When the GC reconvened in the fall, again members expressed concern about CFAC’s confidentiality in their August meeting. In addition to finding nominees to eventually replace the current CFAC members, the committee suggested that another member from GC sit on the committee, in an effort “for closer communication…”

The GC secured a list of faculty candidates for its September meeting, according to the minutes, and laid out qualifications to be on CFAC. The minutes read: “candidates should not currently hold positions that might be perceived as representing a conflict of interest, an effort should be made to preserve representation of Lecture Track faculty, and it is desirable, though not imperative, that more than one CFAC member not be from the same department.”

While the minutes do not expound on what constitutes a “conflict of interest,” a source who wished to remain anonymous said that those faculty members who presently held chairs of departments and program directors were excluded.

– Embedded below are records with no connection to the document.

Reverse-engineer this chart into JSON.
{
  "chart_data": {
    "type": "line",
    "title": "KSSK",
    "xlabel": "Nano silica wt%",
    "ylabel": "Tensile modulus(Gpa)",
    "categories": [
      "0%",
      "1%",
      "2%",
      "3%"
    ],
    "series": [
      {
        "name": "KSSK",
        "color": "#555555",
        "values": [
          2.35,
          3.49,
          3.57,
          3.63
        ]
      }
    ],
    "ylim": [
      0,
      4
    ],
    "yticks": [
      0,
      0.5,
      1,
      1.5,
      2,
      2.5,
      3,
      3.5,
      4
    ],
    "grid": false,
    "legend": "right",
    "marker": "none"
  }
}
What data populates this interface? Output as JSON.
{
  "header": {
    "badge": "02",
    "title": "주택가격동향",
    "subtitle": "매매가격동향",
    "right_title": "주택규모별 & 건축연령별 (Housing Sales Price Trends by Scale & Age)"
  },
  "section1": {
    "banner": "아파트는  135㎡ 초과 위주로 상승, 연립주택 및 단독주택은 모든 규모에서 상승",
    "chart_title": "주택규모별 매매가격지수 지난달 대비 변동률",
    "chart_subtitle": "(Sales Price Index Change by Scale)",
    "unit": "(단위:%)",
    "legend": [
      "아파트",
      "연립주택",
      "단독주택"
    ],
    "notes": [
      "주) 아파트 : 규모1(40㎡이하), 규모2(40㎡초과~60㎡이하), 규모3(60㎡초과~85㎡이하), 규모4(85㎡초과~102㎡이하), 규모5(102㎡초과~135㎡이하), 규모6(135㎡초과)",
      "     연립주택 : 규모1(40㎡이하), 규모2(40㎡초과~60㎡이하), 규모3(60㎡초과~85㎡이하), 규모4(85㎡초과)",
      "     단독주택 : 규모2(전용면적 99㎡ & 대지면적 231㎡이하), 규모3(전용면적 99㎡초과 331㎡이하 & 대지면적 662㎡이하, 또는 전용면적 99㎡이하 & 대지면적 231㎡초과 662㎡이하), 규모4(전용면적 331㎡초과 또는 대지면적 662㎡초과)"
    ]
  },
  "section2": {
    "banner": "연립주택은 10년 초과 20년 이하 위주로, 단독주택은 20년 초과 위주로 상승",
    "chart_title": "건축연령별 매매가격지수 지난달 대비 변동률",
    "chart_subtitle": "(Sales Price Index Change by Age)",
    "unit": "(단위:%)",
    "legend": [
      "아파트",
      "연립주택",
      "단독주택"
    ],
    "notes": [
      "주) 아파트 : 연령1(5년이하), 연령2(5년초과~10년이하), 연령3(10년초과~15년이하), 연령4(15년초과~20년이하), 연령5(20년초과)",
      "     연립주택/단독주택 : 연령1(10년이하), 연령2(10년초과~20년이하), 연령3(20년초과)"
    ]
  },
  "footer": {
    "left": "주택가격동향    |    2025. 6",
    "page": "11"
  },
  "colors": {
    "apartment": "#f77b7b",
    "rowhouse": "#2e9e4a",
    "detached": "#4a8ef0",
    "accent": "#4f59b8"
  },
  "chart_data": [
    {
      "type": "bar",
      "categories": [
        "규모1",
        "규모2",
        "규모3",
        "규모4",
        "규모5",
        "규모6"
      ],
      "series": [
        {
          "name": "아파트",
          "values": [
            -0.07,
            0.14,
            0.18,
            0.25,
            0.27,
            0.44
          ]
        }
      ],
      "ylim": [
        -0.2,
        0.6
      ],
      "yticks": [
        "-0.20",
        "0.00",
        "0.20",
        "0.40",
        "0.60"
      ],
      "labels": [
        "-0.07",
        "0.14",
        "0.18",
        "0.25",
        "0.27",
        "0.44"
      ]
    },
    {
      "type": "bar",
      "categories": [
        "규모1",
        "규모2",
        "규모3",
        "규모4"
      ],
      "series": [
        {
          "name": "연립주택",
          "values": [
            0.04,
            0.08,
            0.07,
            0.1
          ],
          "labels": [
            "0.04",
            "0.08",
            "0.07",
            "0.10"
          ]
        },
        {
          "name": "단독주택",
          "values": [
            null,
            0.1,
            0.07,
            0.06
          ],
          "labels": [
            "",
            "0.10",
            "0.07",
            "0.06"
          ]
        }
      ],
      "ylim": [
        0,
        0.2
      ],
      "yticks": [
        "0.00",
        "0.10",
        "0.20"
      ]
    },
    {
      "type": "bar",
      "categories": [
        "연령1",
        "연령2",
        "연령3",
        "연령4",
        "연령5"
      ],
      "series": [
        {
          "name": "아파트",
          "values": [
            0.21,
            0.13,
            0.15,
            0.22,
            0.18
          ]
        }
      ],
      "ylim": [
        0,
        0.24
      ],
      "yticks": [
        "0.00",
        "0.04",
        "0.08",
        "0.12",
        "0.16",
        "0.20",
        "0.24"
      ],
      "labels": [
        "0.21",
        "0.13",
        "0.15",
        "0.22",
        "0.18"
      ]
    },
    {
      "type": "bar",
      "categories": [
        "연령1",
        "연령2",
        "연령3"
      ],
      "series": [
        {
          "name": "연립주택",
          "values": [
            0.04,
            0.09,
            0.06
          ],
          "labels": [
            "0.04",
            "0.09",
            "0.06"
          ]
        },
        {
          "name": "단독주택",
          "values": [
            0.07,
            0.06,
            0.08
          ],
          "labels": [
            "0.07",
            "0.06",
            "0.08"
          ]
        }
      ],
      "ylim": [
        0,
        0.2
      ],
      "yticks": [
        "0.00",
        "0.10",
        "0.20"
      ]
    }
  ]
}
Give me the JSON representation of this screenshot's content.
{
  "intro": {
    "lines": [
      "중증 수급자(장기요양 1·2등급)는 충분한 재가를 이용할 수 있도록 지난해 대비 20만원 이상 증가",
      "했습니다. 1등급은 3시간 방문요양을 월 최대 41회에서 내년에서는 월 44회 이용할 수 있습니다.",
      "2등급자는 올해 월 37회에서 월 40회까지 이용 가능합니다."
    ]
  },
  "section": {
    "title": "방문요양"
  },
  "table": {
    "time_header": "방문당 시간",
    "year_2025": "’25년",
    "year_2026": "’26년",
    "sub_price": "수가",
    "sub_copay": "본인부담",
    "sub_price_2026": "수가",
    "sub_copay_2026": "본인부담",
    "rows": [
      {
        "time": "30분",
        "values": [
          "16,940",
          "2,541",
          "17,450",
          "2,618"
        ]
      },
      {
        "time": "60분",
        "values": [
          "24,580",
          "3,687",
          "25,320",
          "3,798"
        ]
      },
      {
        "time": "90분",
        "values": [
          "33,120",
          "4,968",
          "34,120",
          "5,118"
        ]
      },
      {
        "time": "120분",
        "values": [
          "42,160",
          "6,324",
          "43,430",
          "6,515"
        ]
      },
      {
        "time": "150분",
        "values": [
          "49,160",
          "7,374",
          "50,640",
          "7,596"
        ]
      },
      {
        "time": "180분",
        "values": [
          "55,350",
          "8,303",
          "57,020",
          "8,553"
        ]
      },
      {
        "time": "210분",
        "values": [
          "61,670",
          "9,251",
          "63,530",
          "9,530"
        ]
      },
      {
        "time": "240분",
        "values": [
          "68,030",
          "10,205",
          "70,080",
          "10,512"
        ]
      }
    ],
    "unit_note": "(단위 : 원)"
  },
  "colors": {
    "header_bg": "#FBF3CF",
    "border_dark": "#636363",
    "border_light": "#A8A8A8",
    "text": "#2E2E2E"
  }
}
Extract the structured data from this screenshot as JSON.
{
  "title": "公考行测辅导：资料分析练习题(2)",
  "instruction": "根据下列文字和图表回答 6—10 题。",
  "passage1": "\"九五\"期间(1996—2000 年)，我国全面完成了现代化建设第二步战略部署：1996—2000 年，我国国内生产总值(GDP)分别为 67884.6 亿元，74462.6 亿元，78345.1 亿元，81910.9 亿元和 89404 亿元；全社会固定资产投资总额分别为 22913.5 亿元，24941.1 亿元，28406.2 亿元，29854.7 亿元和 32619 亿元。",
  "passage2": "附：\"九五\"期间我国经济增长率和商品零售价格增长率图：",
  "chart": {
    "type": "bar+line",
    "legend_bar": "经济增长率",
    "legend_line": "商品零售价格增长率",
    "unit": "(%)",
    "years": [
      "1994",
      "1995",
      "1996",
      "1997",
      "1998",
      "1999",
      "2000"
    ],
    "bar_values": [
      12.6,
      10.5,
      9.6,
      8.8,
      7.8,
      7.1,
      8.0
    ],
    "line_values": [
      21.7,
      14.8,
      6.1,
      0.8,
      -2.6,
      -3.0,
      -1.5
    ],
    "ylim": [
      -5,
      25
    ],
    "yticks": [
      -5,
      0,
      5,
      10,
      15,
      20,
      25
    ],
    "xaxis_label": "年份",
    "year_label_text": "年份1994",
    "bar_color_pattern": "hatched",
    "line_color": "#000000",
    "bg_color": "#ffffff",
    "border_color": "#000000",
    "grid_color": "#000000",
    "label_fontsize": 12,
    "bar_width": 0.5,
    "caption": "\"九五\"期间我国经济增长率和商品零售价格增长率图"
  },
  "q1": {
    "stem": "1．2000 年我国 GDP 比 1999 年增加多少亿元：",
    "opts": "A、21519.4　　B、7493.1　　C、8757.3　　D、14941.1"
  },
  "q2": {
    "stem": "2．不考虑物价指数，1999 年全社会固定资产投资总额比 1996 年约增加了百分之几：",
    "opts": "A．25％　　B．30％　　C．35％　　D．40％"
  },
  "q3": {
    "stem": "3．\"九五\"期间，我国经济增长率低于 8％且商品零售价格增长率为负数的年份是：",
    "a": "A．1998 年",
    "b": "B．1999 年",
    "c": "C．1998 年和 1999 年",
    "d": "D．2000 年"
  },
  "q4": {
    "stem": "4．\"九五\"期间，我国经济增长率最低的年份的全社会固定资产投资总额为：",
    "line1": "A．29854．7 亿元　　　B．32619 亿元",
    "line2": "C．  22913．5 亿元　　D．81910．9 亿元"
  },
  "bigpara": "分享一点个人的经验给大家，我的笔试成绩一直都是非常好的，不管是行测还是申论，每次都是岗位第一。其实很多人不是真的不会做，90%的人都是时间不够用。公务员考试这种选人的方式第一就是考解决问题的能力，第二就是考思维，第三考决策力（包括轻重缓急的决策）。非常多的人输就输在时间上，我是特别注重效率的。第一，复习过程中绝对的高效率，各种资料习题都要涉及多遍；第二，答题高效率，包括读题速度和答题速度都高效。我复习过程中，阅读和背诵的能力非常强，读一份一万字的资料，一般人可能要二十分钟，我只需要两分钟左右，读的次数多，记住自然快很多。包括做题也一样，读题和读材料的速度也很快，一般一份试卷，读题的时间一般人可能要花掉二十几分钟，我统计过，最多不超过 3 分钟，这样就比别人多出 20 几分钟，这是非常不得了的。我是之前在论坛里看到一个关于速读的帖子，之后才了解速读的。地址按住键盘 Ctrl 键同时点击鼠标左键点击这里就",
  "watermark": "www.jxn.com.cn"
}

Previous experience as a department chair or program director was preferred though, according to the source.

The following spring (2012), Forman attended the final meeting of the academic year in April. According to the minutes, the GC heard the position of the CFAC, which believed that “it is preferable to contract in some areas in order to provide for the possibility of enhancement and creativity in the future.”

Forman, then, identified the criteria for programs to be maintained. Excellence and national distinction, importance to the undergraduate curriculum, interdependency with other units, contribution to Emory’s broader mission and how the program fit in the College’s overall vision were all mentioned, according to the minutes.

When the Governance Committee met this fall on Sept. 6, Forman briefed members on his presentation that would outline the department changes at an upcoming faculty meeting.

Minutes from the meeting show that Forman did not divulge the specifics of his plan to the GC. Instead, Forman only said that the College would be “phasing out of some programs to free up resources to support and strengthen other areas.”

Forman also noted that “the personnel goal will be to move faculty to new departments … and a similar goal is in place for staff,” according to the minutes.

The College would go on to announce the specifics of the plan one week later on Sept. 14.

Minutes from the Governance Committee’s meetings from Fall 2006 to Spring 2010 are available on Emory’s website. The remaining minutes are available to faculty only on Blackboard. A faculty member provided copies of those meetings’ minutes to the Wheel. A source says that after Spring 2010, the Governance Committee decided that upon reviewing the policy of other universities, it did not seem appropriate to make minutes available to the public.

– By Evan Mah 

Photography by Jason Lee

Update 2:16 PM: Links to the meetings’ minutes have been attached to all citations.